Celebrate Everything
Chanukah is just days away. Most of us feel anything but festive. Every day brings fresh tears – for our hostages, for our soldiers, for our survivors and for our dead. Our children have internalized that monsters exist in real life and can come for them in their warm, safe beds. The horrific stories that continue to emerge will haunt us, collectively and individually, for generations to come.
We have been crying and mourning and raging, utterly incredulous each day anew, for the past two months. Every day, every hour, every minute. We yearn for Shiri, Yarden, Ariel and baby Kfir. We count for Hersh with the Goldberg-Polins. And so many more.
How can we celebrate anything at a time of such unprecedented catastrophe?
Notwithstanding, we must celebrate everything – celebrate with genuinely happy moments that we forge for ourselves and our families, through our anxiety and fear.

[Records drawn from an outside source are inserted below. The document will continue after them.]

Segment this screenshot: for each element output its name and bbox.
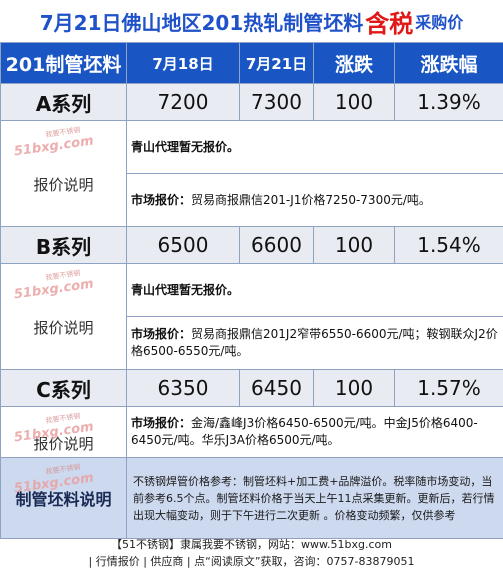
footer-line2: | 行情报价 | 供应商 | 点“阅读原文”获取，咨询：0757-8387905… [88,555,415,568]
series-name: A系列 [0,83,127,121]
footer-line1: 【51不锈钢】隶属我要不锈钢，网站：www.51bxg.com [111,538,392,551]
quote-desc-label-cell: 我要不锈钢 51bxg.com 报价说明 [0,406,127,458]
quote-desc-label: 报价说明 [33,434,94,453]
note-row: 市场报价：贸易商报鼎信201-J1价格7250-7300元/吨。 [1,173,503,227]
price-date2: 6450 [239,369,314,407]
series-name: C系列 [0,369,127,407]
series-name: B系列 [0,226,127,264]
title-highlight: 含税 [365,9,414,38]
market-note: 市场报价：贸易商报鼎信201-J1价格7250-7300元/吨。 [126,173,503,227]
header-product: 201制管坯料 [0,42,127,84]
note-row: 我要不锈钢 51bxg.com 报价说明 青山代理暂无报价。 [0,120,503,227]
agent-note: 青山代理暂无报价。 [126,263,503,317]
title-suffix: 采购价 [415,13,464,32]
price-change: 100 [313,83,395,121]
price-date1: 6500 [126,226,240,264]
market-note: 市场报价：金海/鑫峰J3价格6450-6500元/吨。中金J5价格6400-64… [126,406,503,458]
header-date2: 7月21日 [239,42,314,84]
quote-desc-label: 报价说明 [33,176,94,194]
page-title: 7月21日佛山地区201热轧制管坯料 含税 采购价 [0,0,503,42]
price-change-pct: 1.57% [394,369,503,407]
price-date2: 6600 [239,226,314,264]
price-date1: 7200 [126,83,240,121]
price-date2: 7300 [239,83,314,121]
explanation-row: 我要不锈钢 51bxg.com 制管坯料说明 不锈钢焊管价格参考：制管坯料+加工费… [0,457,503,539]
price-date1: 6350 [126,369,240,407]
table-row: B系列 6500 6600 100 1.54% [0,226,503,264]
watermark-logo: 我要不锈钢 51bxg.com [13,126,95,160]
header-date1: 7月18日 [126,42,240,84]
note-row: 市场报价：贸易商报鼎信201J2窄带6550-6600元/吨；鞍钢联众J2价格6… [1,316,503,370]
footer: 【51不锈钢】隶属我要不锈钢，网站：www.51bxg.com | 行情报价 |… [0,536,503,572]
price-table: 201制管坯料 7月18日 7月21日 涨跌 涨跌幅 A系列 7200 7300… [0,42,503,539]
watermark-logo: 我要不锈钢 51bxg.com [13,269,95,303]
table-row: A系列 7200 7300 100 1.39% [0,83,503,121]
quote-desc-label: 报价说明 [33,319,94,337]
price-change: 100 [313,226,395,264]
quote-desc-label-cell: 我要不锈钢 51bxg.com 报价说明 [0,263,127,370]
header-change: 涨跌 [313,42,395,84]
header-change-pct: 涨跌幅 [394,42,503,84]
title-main: 7月21日佛山地区201热轧制管坯料 [39,10,364,35]
quote-desc-label-cell: 我要不锈钢 51bxg.com 报价说明 [0,120,127,227]
market-note: 市场报价：贸易商报鼎信201J2窄带6550-6600元/吨；鞍钢联众J2价格6… [126,316,503,370]
tube-blank-explanation: 不锈钢焊管价格参考：制管坯料+加工费+品牌溢价。税率随市场变动，当前参考6.5个… [126,457,503,539]
tube-blank-explanation-label: 制管坯料说明 [15,490,112,509]
note-row: 我要不锈钢 51bxg.com 报价说明 市场报价：金海/鑫峰J3价格6450-6… [0,406,503,458]
price-change: 100 [313,369,395,407]
tube-blank-explanation-label-cell: 我要不锈钢 51bxg.com 制管坯料说明 [0,457,127,539]
price-change-pct: 1.54% [394,226,503,264]
note-row: 我要不锈钢 51bxg.com 报价说明 青山代理暂无报价。 [0,263,503,370]
agent-note: 青山代理暂无报价。 [126,120,503,174]
price-change-pct: 1.39% [394,83,503,121]
table-row: C系列 6350 6450 100 1.57% [0,369,503,407]
table-header: 201制管坯料 7月18日 7月21日 涨跌 涨跌幅 [0,42,503,84]
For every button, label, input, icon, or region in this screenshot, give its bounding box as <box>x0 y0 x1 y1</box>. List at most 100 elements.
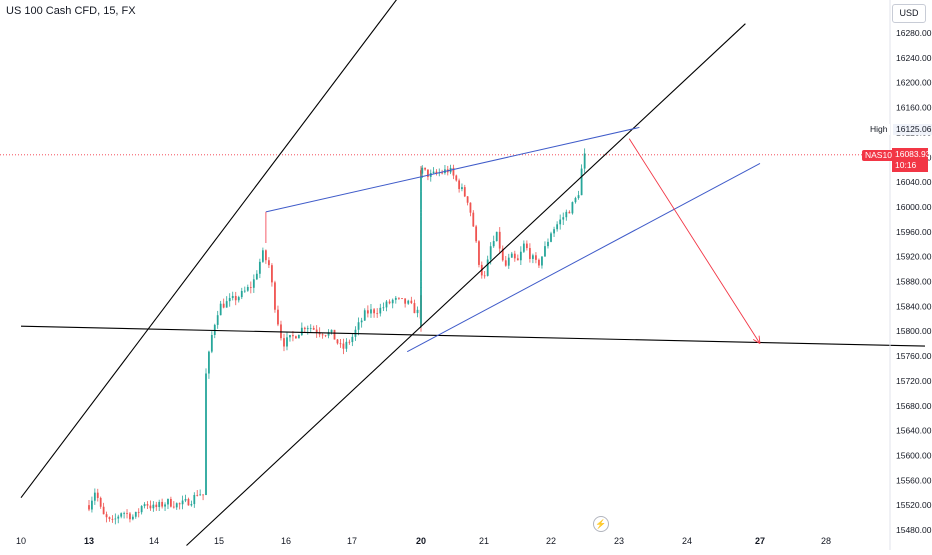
candle-body <box>348 341 351 343</box>
candle-body <box>252 279 255 288</box>
candle-body <box>88 505 90 510</box>
x-tick-label: 16 <box>281 536 291 546</box>
candle-body <box>228 298 231 302</box>
y-tick-label: 15680.00 <box>896 401 932 411</box>
candle-body <box>478 241 480 265</box>
candle-body <box>421 167 424 174</box>
candle-body <box>167 498 169 505</box>
candle-body <box>193 494 196 505</box>
candle-body <box>170 498 172 507</box>
candle-body <box>277 309 279 325</box>
candle-body <box>472 212 475 227</box>
y-tick-label: 15920.00 <box>896 252 932 262</box>
candle-body <box>324 335 327 337</box>
candle-body <box>339 343 342 345</box>
candle-body <box>507 257 510 266</box>
candle-body <box>184 498 187 501</box>
candle-body <box>420 272 422 282</box>
candle-body <box>435 171 438 174</box>
candle-body <box>243 290 246 292</box>
candle-body <box>565 211 568 218</box>
y-tick-label: 16200.00 <box>896 78 932 88</box>
candle-body <box>155 504 158 508</box>
symbol-title[interactable]: US 100 Cash CFD, 15, FX <box>6 5 136 17</box>
candle-body <box>495 231 498 242</box>
candle-body <box>240 290 243 298</box>
candle-body <box>333 329 336 340</box>
candle-body <box>420 304 422 308</box>
candle-body <box>492 241 495 247</box>
y-tick-label: 16280.00 <box>896 28 932 38</box>
candle-body <box>577 195 580 199</box>
candle-body <box>455 175 458 181</box>
candle-body <box>283 338 285 347</box>
candle-body <box>486 259 489 276</box>
candle-body <box>237 297 240 301</box>
candle-body <box>458 180 461 190</box>
candle-body <box>489 246 492 260</box>
candle-body <box>196 494 199 496</box>
candle-body <box>126 513 128 515</box>
candle-body <box>452 167 455 176</box>
candle-body <box>149 505 152 509</box>
x-tick-label: 27 <box>755 536 765 546</box>
candle-body <box>404 298 407 304</box>
candle-body <box>117 516 120 519</box>
candle-body <box>382 307 385 309</box>
candle-body <box>538 259 540 266</box>
candle-body <box>510 253 513 258</box>
candle-body <box>280 324 282 339</box>
candle-body <box>222 303 225 308</box>
candle-body <box>123 513 125 515</box>
wedge-upper <box>265 126 640 213</box>
candle-body <box>190 504 193 506</box>
candle-body <box>420 296 422 305</box>
candle-body <box>114 518 117 520</box>
high-value: 16125.06 <box>893 124 932 135</box>
candle-body <box>258 261 261 274</box>
candle-body <box>544 246 546 257</box>
candle-body <box>525 243 528 249</box>
y-tick-label: 16000.00 <box>896 202 932 212</box>
candle-body <box>413 303 416 314</box>
candle-body <box>152 504 155 509</box>
candle-body <box>134 511 137 517</box>
candle-body <box>120 513 123 517</box>
candle-body <box>553 229 555 234</box>
x-tick-label: 24 <box>682 536 692 546</box>
candle-body <box>532 255 534 259</box>
candle-body <box>407 300 410 304</box>
candle-body <box>483 275 486 277</box>
candle-body <box>199 494 202 496</box>
candle-body <box>504 260 507 266</box>
currency-selector[interactable]: USD <box>892 4 926 23</box>
y-tick-label: 15520.00 <box>896 500 932 510</box>
y-tick-label: 15560.00 <box>896 475 932 485</box>
candle-body <box>289 335 291 338</box>
candle-body <box>466 196 469 203</box>
drawing-layer[interactable] <box>20 0 926 546</box>
candle-body <box>255 273 258 280</box>
candle-body <box>309 327 312 329</box>
candle-body <box>205 373 207 495</box>
x-tick-label: 13 <box>84 536 94 546</box>
candle-body <box>475 226 478 242</box>
candle-body <box>420 260 422 273</box>
candle-body <box>550 233 552 242</box>
candle-body <box>420 318 422 324</box>
candle-body <box>111 518 114 520</box>
candle-body <box>427 169 429 177</box>
candle-body <box>286 337 288 347</box>
high-label: High <box>867 124 891 135</box>
candle-body <box>513 253 516 259</box>
x-tick-label: 15 <box>214 536 224 546</box>
y-tick-label: 15800.00 <box>896 326 932 336</box>
candle-body <box>202 494 204 496</box>
candle-body <box>441 172 444 174</box>
candle-body <box>410 300 413 304</box>
y-tick-label: 15840.00 <box>896 301 932 311</box>
lightning-icon[interactable]: ⚡ <box>593 516 609 532</box>
candle-body <box>318 332 321 335</box>
candle-body <box>373 309 375 314</box>
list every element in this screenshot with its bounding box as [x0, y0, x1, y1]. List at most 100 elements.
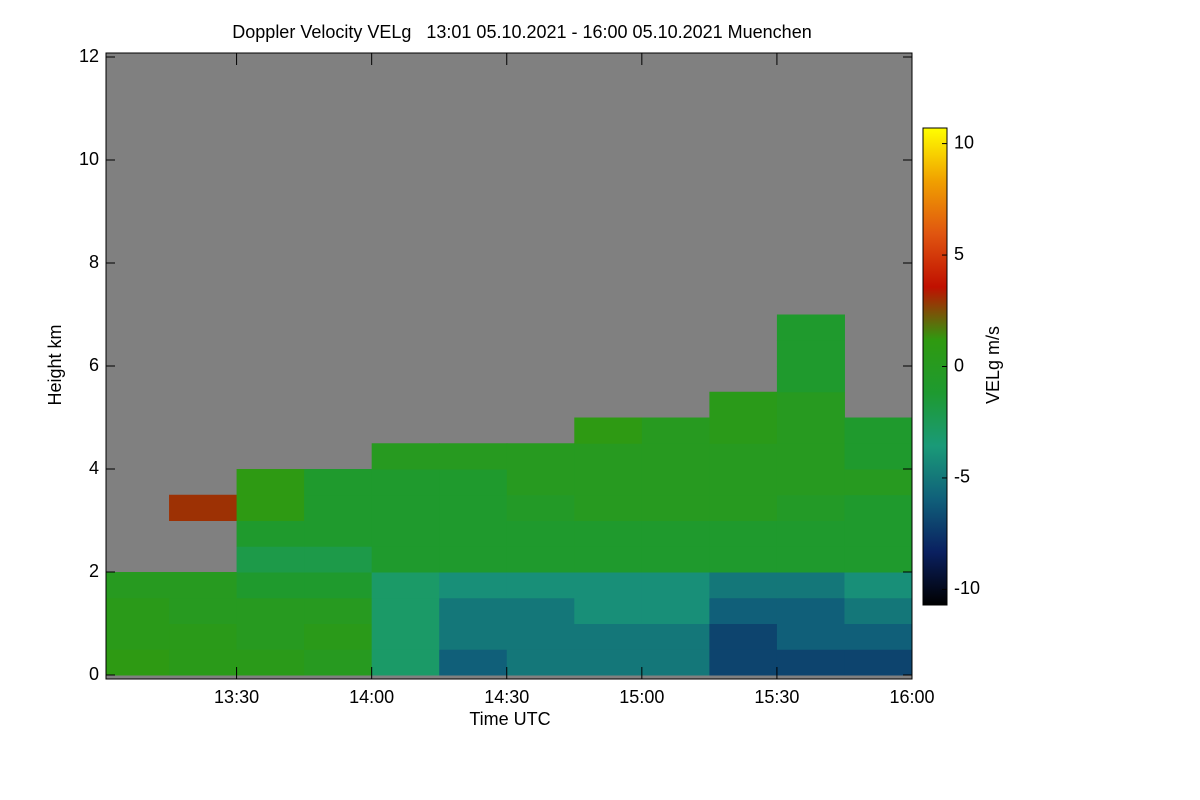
- heatmap-cell: [641, 546, 710, 573]
- heatmap-cell: [574, 649, 643, 676]
- heatmap-cell: [506, 572, 575, 599]
- heatmap-cell: [439, 572, 508, 599]
- heatmap-cell: [574, 572, 643, 599]
- heatmap-cell: [169, 494, 238, 521]
- heatmap-cell: [371, 469, 440, 496]
- y-tick-label: 4: [89, 458, 99, 478]
- heatmap-cell: [776, 391, 845, 418]
- colorbar-tick-label: 5: [954, 244, 964, 264]
- heatmap-cell: [776, 572, 845, 599]
- heatmap-cell: [641, 520, 710, 547]
- heatmap-cell: [506, 546, 575, 573]
- heatmap-cell: [641, 597, 710, 624]
- heatmap-cell: [709, 417, 778, 444]
- heatmap-cell: [439, 597, 508, 624]
- heatmap-cell: [304, 649, 373, 676]
- heatmap-cell: [776, 623, 845, 650]
- colorbar-label: VELg m/s: [983, 326, 1003, 404]
- x-tick-label: 14:30: [484, 687, 529, 707]
- heatmap-cell: [106, 623, 170, 650]
- heatmap-cell: [574, 417, 643, 444]
- heatmap-cell: [304, 623, 373, 650]
- heatmap-cell: [641, 443, 710, 470]
- heatmap-cell: [574, 469, 643, 496]
- heatmap-cell: [844, 494, 913, 521]
- heatmap-cell: [439, 469, 508, 496]
- x-tick-label: 15:00: [619, 687, 664, 707]
- heatmap-cell: [709, 623, 778, 650]
- heatmap-cell: [844, 417, 913, 444]
- y-tick-label: 10: [79, 149, 99, 169]
- heatmap-cell: [709, 572, 778, 599]
- heatmap-cell: [371, 494, 440, 521]
- heatmap-cell: [844, 597, 913, 624]
- colorbar-tick-label: -10: [954, 578, 980, 598]
- heatmap-cell: [844, 546, 913, 573]
- heatmap-cell: [169, 597, 238, 624]
- heatmap-cell: [641, 623, 710, 650]
- heatmap-cell: [506, 494, 575, 521]
- heatmap-cell: [776, 649, 845, 676]
- heatmap-cell: [844, 520, 913, 547]
- x-tick-label: 13:30: [214, 687, 259, 707]
- y-tick-label: 8: [89, 252, 99, 272]
- heatmap-cell: [236, 546, 305, 573]
- heatmap-cell: [709, 649, 778, 676]
- heatmap-cell: [709, 494, 778, 521]
- x-tick-label: 14:00: [349, 687, 394, 707]
- heatmap-cell: [371, 649, 440, 676]
- heatmap-cell: [709, 520, 778, 547]
- heatmap-cell: [169, 623, 238, 650]
- colorbar-tick-label: -5: [954, 467, 970, 487]
- y-tick-label: 0: [89, 664, 99, 684]
- heatmap-cell: [641, 469, 710, 496]
- heatmap-cell: [506, 443, 575, 470]
- heatmap-cell: [776, 417, 845, 444]
- heatmap-cell: [574, 443, 643, 470]
- heatmap-cell: [236, 649, 305, 676]
- heatmap-cell: [776, 494, 845, 521]
- heatmap-cell: [776, 366, 845, 393]
- heatmap-cell: [776, 314, 845, 341]
- heatmap-cell: [236, 623, 305, 650]
- heatmap-cell: [641, 649, 710, 676]
- heatmap-cell: [844, 623, 913, 650]
- y-tick-label: 6: [89, 355, 99, 375]
- heatmap-cell: [574, 520, 643, 547]
- heatmap-cell: [506, 649, 575, 676]
- heatmap-cell: [844, 443, 913, 470]
- heatmap-cell: [574, 546, 643, 573]
- heatmap-cell: [439, 546, 508, 573]
- heatmap-cell: [641, 572, 710, 599]
- heatmap-cell: [169, 572, 238, 599]
- heatmap-cell: [776, 597, 845, 624]
- heatmap-cell: [776, 443, 845, 470]
- heatmap-cell: [574, 494, 643, 521]
- heatmap-cell: [236, 597, 305, 624]
- heatmap-cell: [641, 417, 710, 444]
- x-tick-label: 16:00: [889, 687, 934, 707]
- heatmap-cell: [641, 494, 710, 521]
- heatmap-cell: [506, 469, 575, 496]
- heatmap-cell: [776, 546, 845, 573]
- heatmap-cell: [304, 494, 373, 521]
- heatmap-cell: [304, 520, 373, 547]
- heatmap-cell: [169, 649, 238, 676]
- heatmap-cell: [844, 469, 913, 496]
- heatmap-cell: [844, 649, 913, 676]
- heatmap-cell: [844, 572, 913, 599]
- heatmap-cell: [371, 546, 440, 573]
- heatmap-cell: [439, 443, 508, 470]
- heatmap-cell: [439, 623, 508, 650]
- heatmap-cell: [371, 443, 440, 470]
- heatmap-cell: [506, 623, 575, 650]
- heatmap-cell: [439, 520, 508, 547]
- heatmap-cell: [106, 572, 170, 599]
- heatmap-cell: [236, 469, 305, 496]
- heatmap-cell: [304, 469, 373, 496]
- x-axis-label: Time UTC: [469, 709, 550, 729]
- heatmap-cell: [371, 597, 440, 624]
- heatmap-cell: [439, 649, 508, 676]
- y-tick-label: 2: [89, 561, 99, 581]
- heatmap-cell: [236, 572, 305, 599]
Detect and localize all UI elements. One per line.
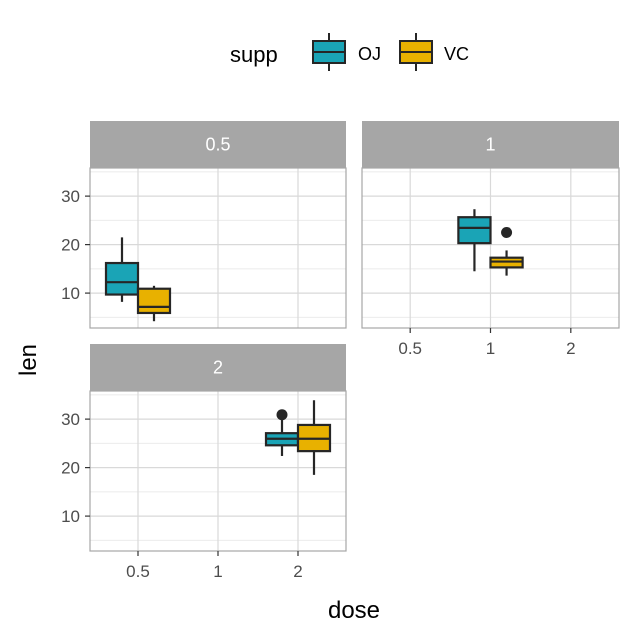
x-tick-label: 2 — [566, 339, 575, 358]
facet-strip — [90, 121, 346, 168]
y-tick-label: 10 — [61, 507, 80, 526]
legend: supp OJ VC — [230, 33, 469, 71]
legend-title: supp — [230, 42, 278, 67]
facet-panels: 0.5 10 20 30 1 0.5 1 2 2 10 20 30 0.5 1 2 — [61, 121, 620, 581]
x-tick-label: 1 — [486, 339, 495, 358]
x-axis-title: dose — [328, 597, 380, 624]
y-tick-label: 30 — [61, 187, 80, 206]
box-outlier — [501, 226, 513, 238]
x-tick-label: 0.5 — [126, 562, 150, 581]
facet-strip-label: 1 — [485, 135, 495, 155]
facet-strip — [362, 121, 619, 168]
y-tick-label: 20 — [61, 459, 80, 478]
box-vc — [136, 285, 172, 322]
box-oj — [264, 409, 300, 456]
box-body — [104, 261, 140, 296]
panel-0.5: 0.5 10 20 30 — [61, 121, 347, 329]
facet-strip — [90, 344, 346, 391]
legend-label-oj: OJ — [358, 44, 381, 64]
panel-2: 2 10 20 30 0.5 1 2 — [61, 344, 347, 581]
facet-strip-label: 0.5 — [205, 135, 230, 155]
y-axis-title: len — [15, 344, 42, 376]
box-oj — [457, 209, 492, 272]
legend-label-vc: VC — [444, 44, 469, 64]
box-body — [136, 287, 172, 315]
facet-strip-label: 2 — [213, 358, 223, 378]
x-tick-label: 2 — [293, 562, 302, 581]
legend-entry-vc: VC — [399, 33, 469, 71]
y-tick-label: 20 — [61, 236, 80, 255]
box-vc — [489, 226, 524, 276]
legend-items: OJ VC — [312, 33, 469, 71]
panel-1: 1 0.5 1 2 — [361, 121, 620, 358]
y-tick-label: 30 — [61, 410, 80, 429]
box-outlier — [276, 409, 288, 421]
x-tick-label: 0.5 — [398, 339, 422, 358]
panel-border — [89, 167, 347, 329]
box-oj — [104, 237, 140, 302]
legend-entry-oj: OJ — [312, 33, 381, 71]
box-body — [457, 216, 492, 245]
box-vc — [296, 400, 332, 475]
y-tick-label: 10 — [61, 284, 80, 303]
x-tick-label: 1 — [213, 562, 222, 581]
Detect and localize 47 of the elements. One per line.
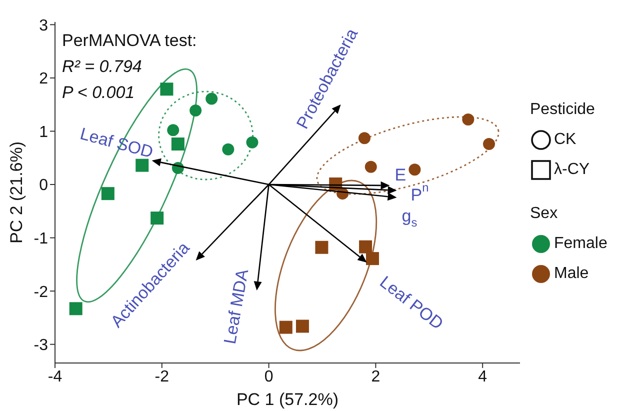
annotation: Leaf MDA [220, 266, 252, 346]
y-tick-label: -3 [34, 337, 48, 354]
point [222, 143, 234, 156]
y-axis-title: PC 2 (21.6%) [6, 141, 26, 244]
y-tick-label: 0 [39, 177, 48, 194]
text: Sex [530, 205, 558, 222]
legend-title: Pesticide [530, 101, 595, 118]
point [359, 240, 372, 254]
annotation: PerMANOVA test: [62, 31, 197, 50]
text: λ-CY [554, 161, 590, 178]
x-tick-label: 2 [371, 368, 380, 386]
point [167, 124, 180, 136]
x-tick-label: 4 [478, 368, 488, 386]
annotation: P$^{n}$ [410, 180, 429, 204]
annotation: Leaf POD [376, 272, 448, 333]
text: Female [554, 235, 608, 252]
text: Male [554, 265, 589, 282]
x-tick-label: -2 [154, 368, 170, 386]
point [101, 187, 114, 200]
annotation: g$_{s}$ [402, 206, 418, 230]
point [358, 132, 370, 144]
point [296, 320, 309, 333]
point [136, 158, 149, 172]
point [171, 138, 184, 151]
annotation: E [394, 165, 406, 184]
y-tick-label: 1 [39, 124, 48, 141]
x-tick-label: 0 [264, 368, 274, 386]
point [246, 136, 258, 148]
annotation: Leaf SOD [78, 124, 156, 162]
x-axis-title: PC 1 (57.2%) [236, 390, 339, 409]
annotation: P < 0.001 [62, 83, 135, 102]
point [160, 82, 174, 96]
y-tick-label: 3 [39, 17, 48, 34]
text: CK [554, 131, 576, 148]
point [408, 164, 421, 176]
annotation: R² = 0.794 [62, 57, 142, 76]
point [315, 240, 328, 254]
point [462, 114, 474, 126]
point [364, 160, 377, 173]
y-tick-label: -2 [34, 284, 48, 301]
point [206, 92, 218, 105]
y-tick-label: 2 [39, 70, 48, 88]
x-tick-label: -4 [48, 368, 62, 386]
point [483, 138, 495, 150]
point [69, 302, 82, 316]
y-tick-label: -1 [34, 230, 48, 248]
point [279, 320, 292, 334]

In the midst of our sadness, fury and demolished sense of security, we must take baby steps to reclaim our joy – to reclaim ourselves. We must give ourselves permission to celebrate whenever we possibly can and believe that celebration is not a betrayal or a lessening of our pain. Celebration is now an imperative – a commandment, if you will.
That is a tall order – one that this writer has largely failed at.
Celebrate Everything – as a prescriptive and a prophylactic against despair.
Celebrate Everything – as an act of resistance against both the unfathomable evil of October 7 and the shameful insistence of the world to condemn us, instead of the terrorist perpetrators.
Celebrate Everything – to honor the memories and the legacies of those brutally murdered and our soldiers, who fell to protect us and our loved ones.
Celebrate Everything – without guilt, through our tears.
Celebrate Everything – so our little ones will have indelible, happy memories to carry forward into their lives.
Celebrate Everything – to seek the joy that will not come naturally this year and is likely to elude us for a long time ahead.
Celebrate Everything – to envelope ourselves in the presence of our loved ones, newly reminded that we must never take them for granted.
Celebrate Everything – to radiate as much light and love as we can possibly muster in our shared darkness.
Celebrate Everything – because that is the Jewish way.